Created 05-31-2018 08:12 PM
I have a situation where I query Elasticsearch using "QueryElasticsearchHttp" to match a query then return results of the query to populate flowfile-attributes. However, if the query returns empty results it doesn't go to "failure queue". I need the results but the results are inconsistent, they may not be ready to be queried. I want it to fail so that I can "Retry at a later time" using ControlRate. However, whenever QueryElasticsearchHttp fails to find the document, it just disappears, no failure, no success queue file. The flowfile disappears.
I CANNOT use FetchElasticsearchHttp because it has no property: "Target: flowfile-attributes" ( I need the flowfile content that is being queried )
I am really stuck now, because my results in elasticsearch are populated by a different nifi flow process, so it may not be ready to be "Queried from Elastic". That's a timing issue. I want it to try querying again later.

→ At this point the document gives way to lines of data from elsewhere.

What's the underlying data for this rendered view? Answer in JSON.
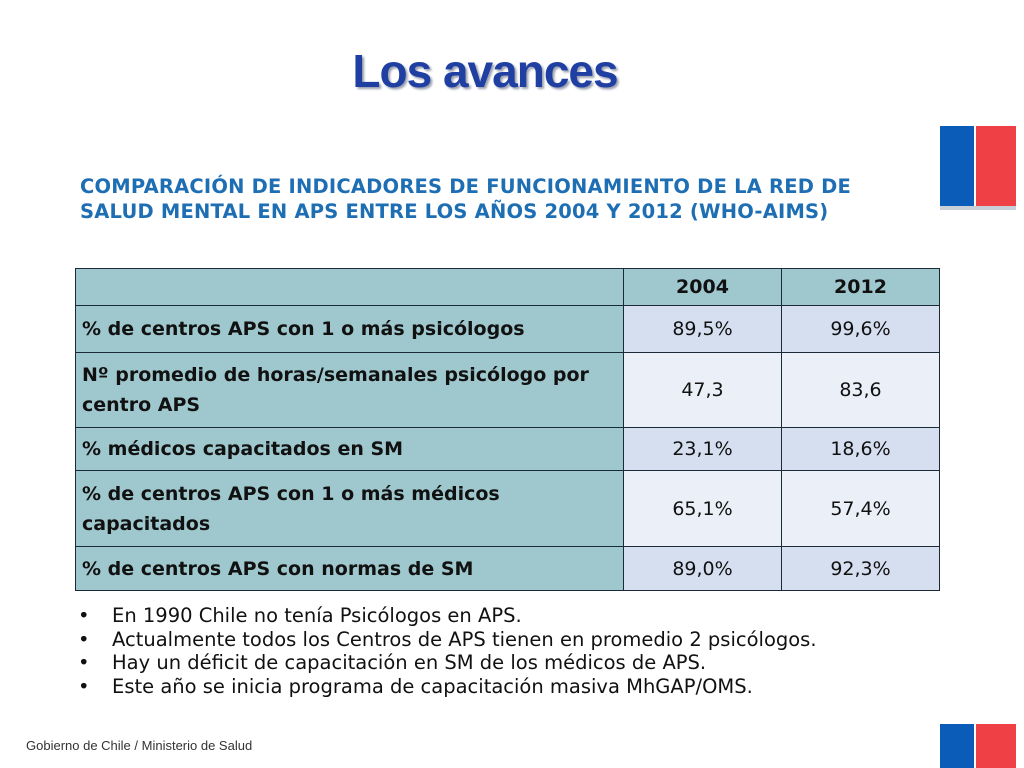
{
  "title": "Los avances",
  "subtitle": "COMPARACIÓN DE INDICADORES DE FUNCIONAMIENTO DE LA RED DE SALUD MENTAL EN APS ENTRE LOS AÑOS 2004 Y 2012 (WHO-AIMS)",
  "table": {
    "header": [
      "",
      "2004",
      "2012"
    ],
    "rows": [
      {
        "label": "% de centros APS con 1 o más psicólogos",
        "v2004": "89,5%",
        "v2012": "99,6%"
      },
      {
        "label": "Nº promedio de horas/semanales  psicólogo por centro APS",
        "v2004": "47,3",
        "v2012": "83,6"
      },
      {
        "label": "% médicos capacitados en SM",
        "v2004": "23,1%",
        "v2012": "18,6%"
      },
      {
        "label": "% de centros  APS con 1 o más médicos capacitados",
        "v2004": "65,1%",
        "v2012": "57,4%"
      },
      {
        "label": "% de centros APS con normas  de SM",
        "v2004": "89,0%",
        "v2012": "92,3%"
      }
    ]
  },
  "bullets": [
    "En 1990 Chile no tenía Psicólogos en APS.",
    "Actualmente todos los Centros de APS tienen en promedio 2 psicólogos.",
    "Hay un déficit de capacitación en SM de los médicos de APS.",
    "Este año se inicia programa de capacitación masiva MhGAP/OMS."
  ],
  "bullet_symbol": "•",
  "footer": "Gobierno de Chile / Ministerio de Salud",
  "colors": {
    "title": "#1f3fa3",
    "subtitle": "#1e6eb4",
    "flag_blue": "#0a5cb8",
    "flag_red": "#ef4046",
    "label_cell": "#9fc8ce",
    "value_cell_odd": "#d6dff0",
    "value_cell_even": "#eaeff8"
  }
}
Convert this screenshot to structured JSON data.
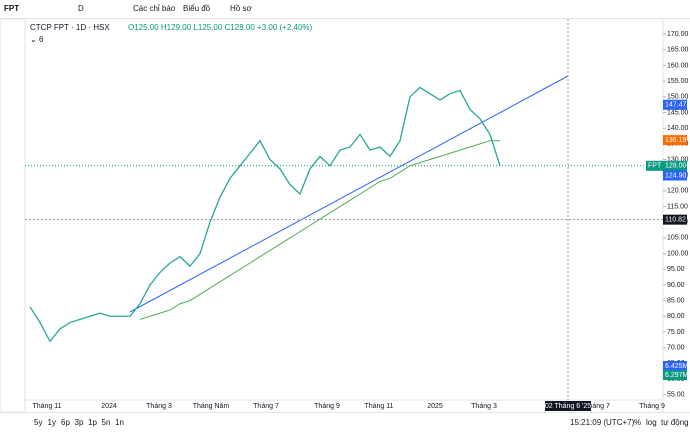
{
  "toolbar": {
    "symbol": "FPT",
    "interval": "D",
    "indicators": "Các chỉ báo",
    "chart_type": "Biểu đồ",
    "profile": "Hồ sơ"
  },
  "legend": {
    "title": "CTCP FPT · 1D · HSX",
    "open": "O125.00",
    "high": "H129.00",
    "low": "L125.00",
    "close": "C128.00",
    "change": "+3.00 (+2,40%)",
    "indicator_count": "6"
  },
  "chart_data": {
    "type": "line",
    "series": [
      {
        "color": "#26a69a",
        "values": [
          83,
          78,
          72,
          76,
          78,
          79,
          80,
          81,
          80,
          80,
          80,
          84,
          90,
          94,
          97,
          99,
          96,
          100,
          110,
          118,
          124,
          128,
          132,
          136,
          130,
          127,
          122,
          119,
          127,
          131,
          128,
          133,
          134,
          138,
          133,
          134,
          131,
          136,
          150,
          153,
          151,
          149,
          151,
          152,
          146,
          143,
          138,
          128
        ]
      },
      {
        "color": "#4caf50",
        "values": [
          null,
          null,
          null,
          null,
          null,
          null,
          null,
          null,
          null,
          null,
          null,
          79,
          80,
          81,
          82,
          84,
          85,
          87,
          89,
          91,
          93,
          95,
          97,
          99,
          101,
          103,
          105,
          107,
          109,
          111,
          113,
          115,
          117,
          119,
          121,
          123,
          124,
          126,
          128,
          129,
          130,
          131,
          132,
          133,
          134,
          135,
          136,
          136
        ]
      }
    ],
    "ylim": [
      53.3,
      174.5
    ],
    "yticks": [
      {
        "value": 170,
        "label": "170.00"
      },
      {
        "value": 165,
        "label": "165.00"
      },
      {
        "value": 160,
        "label": "160.00"
      },
      {
        "value": 155,
        "label": "155.00"
      },
      {
        "value": 150,
        "label": "150.00"
      },
      {
        "value": 145,
        "label": "145.00"
      },
      {
        "value": 140,
        "label": "140.00"
      },
      {
        "value": 135,
        "label": "135.00"
      },
      {
        "value": 130,
        "label": "130.00"
      },
      {
        "value": 125,
        "label": "125.00"
      },
      {
        "value": 120,
        "label": "120.00"
      },
      {
        "value": 115,
        "label": "115.00"
      },
      {
        "value": 110,
        "label": "110.00"
      },
      {
        "value": 105,
        "label": "105.00"
      },
      {
        "value": 100,
        "label": "100.00"
      },
      {
        "value": 95,
        "label": "95.00"
      },
      {
        "value": 90,
        "label": "90.00"
      },
      {
        "value": 85,
        "label": "85.00"
      },
      {
        "value": 80,
        "label": "80.00"
      },
      {
        "value": 75,
        "label": "75.00"
      },
      {
        "value": 70,
        "label": "70.00"
      },
      {
        "value": 65,
        "label": "65.00"
      },
      {
        "value": 60,
        "label": "60.00"
      },
      {
        "value": 55,
        "label": "55.00"
      }
    ],
    "price_labels": [
      {
        "value": 147.47,
        "label": "147.47",
        "color": "#2962ff"
      },
      {
        "value": 136.19,
        "label": "136.19",
        "color": "#ff6d00"
      },
      {
        "value": 128,
        "label": "128.00",
        "color": "#089981"
      },
      {
        "value": 124.9,
        "label": "124.90",
        "color": "#2962ff"
      },
      {
        "value": 110.82,
        "label": "110.82",
        "color": "#131722"
      }
    ],
    "price_label_name": "FPT",
    "volume_labels": [
      {
        "label": "6.425M",
        "color": "#2962ff"
      },
      {
        "label": "6.297M",
        "color": "#089981"
      }
    ],
    "x_labels": [
      "Tháng 11",
      "2024",
      "Tháng 3",
      "Tháng Năm",
      "Tháng 7",
      "Tháng 9",
      "Tháng 11",
      "2025",
      "Tháng 3",
      "Tháng 7",
      "Tháng 9"
    ],
    "crosshair_date": "02 Tháng 6 '25"
  },
  "footer": {
    "ranges": [
      "5y",
      "1y",
      "6p",
      "3p",
      "1p",
      "5n",
      "1n"
    ],
    "clock": "15:21:09 (UTC+7)",
    "percent": "%",
    "log": "log",
    "auto": "tự động"
  }
}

Created 05-31-2018 08:20 PM
You are running into NIFI-3576, this will be included in the next release of NiFi (1.7.0). As a workaround, you could try a MonitorActivity processor after QueryESHttp, if its Threshold Duration exceeds the Run Schedule of QueryESHttp (plus any time it would take to complete the query), then it would issue a flow file you could use to route back to QueryESHttp to try again. In this case I believe you'd need to "prime" QueryESHttp with an initial flow file.
Created 05-31-2018 08:20 PM
You are running into NIFI-3576, this will be included in the next release of NiFi (1.7.0). As a workaround, you could try a MonitorActivity processor after QueryESHttp, if its Threshold Duration exceeds the Run Schedule of QueryESHttp (plus any time it would take to complete the query), then it would issue a flow file you could use to route back to QueryESHttp to try again. In this case I believe you'd need to "prime" QueryESHttp with an initial flow file.
Created 06-01-2018 03:05 PM
Not sure I understand the MonitorActivity part, I would still need the flowfile-content attached so I can't use other flowfiles or split flowfiles. I mean I think I am literally stuck now waiting for 1.7. FetchElastic has no "target" and QueryElastic just seems to disappear the flowfile when no hits return. I have no way of keeping the flowfile-content binary, while I query and update its metadata. It doesn't pass empty attributes for the flowfile so I don't get to keep the flowfile. I need a way perhaps to pull out x amount of files and confirm that x amount of files were recorded, if less than x, then redo that batch of files.
Created 06-01-2018 06:28 PM
MonitorActivity is kind of an "inverse" processor, it does work when nothing's happened. So in your case, MonitorActivity downstream from QueryES would actually generate a flow file when none has been generated from QueryES. This in a sense emulates the behavior of NIFI-3576, by emitting a flow file where there are no query results (after X time has passed, not after the query is complete). Your original question was about empty results, I don't think this would apply when you get Y results but expect Z.
Created 06-04-2018 03:30 PM
I agree with you but one problem is I am ingesting and querying millions of files so I doubt MonitorActivity will be able to keep track and also I don't find "run-schedule" option in properties of any ES/HBase processor to be accurate. E.g. Changing the run-schedule for HBase doesn't actually slow down the ingest much at all probably due to batch sizes.